The channel employs multiple simultaneous subtitles, with most languages appearing horizontally and Chinese (Traditional and Simplified), Japanese and Korean subtitles appearing vertically.

==History==
Initially, its coverage area was limited to Europe, on the Hotbird satellite, uplinked by Deutsche Telekom subsidiary T-Systems. Starting November 16, 2007, it expanded its reach to ten further satellites, achieving worldwide coverage. RRsat was responsible for the uplink in six of these satellites. The channel was approved for carriage on cable operators in Taiwan on March 6, 2008. At the time, its operating capital was US$650,000. In late October 2008, the channel started broadcasting on Dutch cable operator REKAM.

British scriptwriter Robert Popper reviewed Supreme Master Television (which at the time was available on Sky) in a 2010 column for The Guardian, exploring the bizarre nature of the channel. Noteworthy News was seen as "the oddest of the odd", being presented by "semi-humanoid" anchormen. It was also the only news program to feature a joke of the day section, with the joke being delivered in one language.

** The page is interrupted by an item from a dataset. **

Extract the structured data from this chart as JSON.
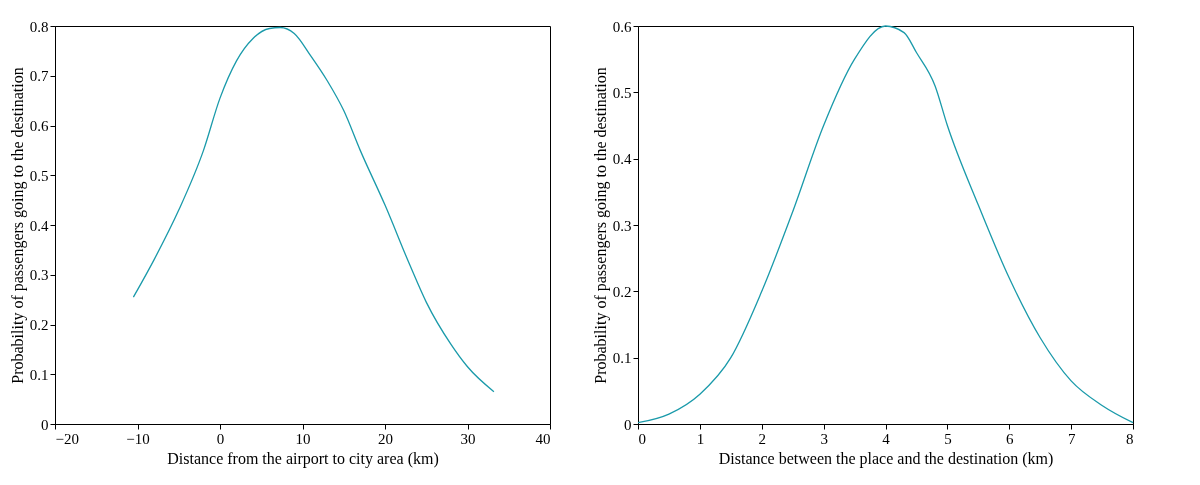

Supreme Master Television suspended its operations on January 2, 2012. The channel remained on satellite for a while longer, showing a blank screen. One year after the dissolution of the original Supreme Master Television channel, the British holding company that carried the signal to the UK and Ireland, registered in 2007 by Vietnamese officials, was dissolved.

In 2019, its offer in Mongolia was influencing many Buddhists' ideas on meditation and enlightenment, even though they are not sure of the authenticity of her claims.

On November 11, 2024, Supreme Master TV introduced "Supreme Master TV Max", which displays a very large number of screens of Supreme Master TV. Supreme Master Ching Hai's disciples strongly believe that more screens can bring positive effects, such as miracles, world peace, and blessings.

Supreme Master TV now streams live on the web, YouTube, and across several other platforms, including in 2025 on shortwave via US radio station WRMI and others. On YouTube, Supreme Master TV also broadcasts 24/7 "SMTV Triple Compound Interest" (since December 3, 2024), "The Most Powerful Daily Prayer" (since January 27, 2025), and "Between Master and Disciples" (since January 31, 2025).

The channel is also carried on many Loving Hut vegan restaurants financed primarily by initiates/followers of Ching Hai, which is reportedly carried in all of its restaurants.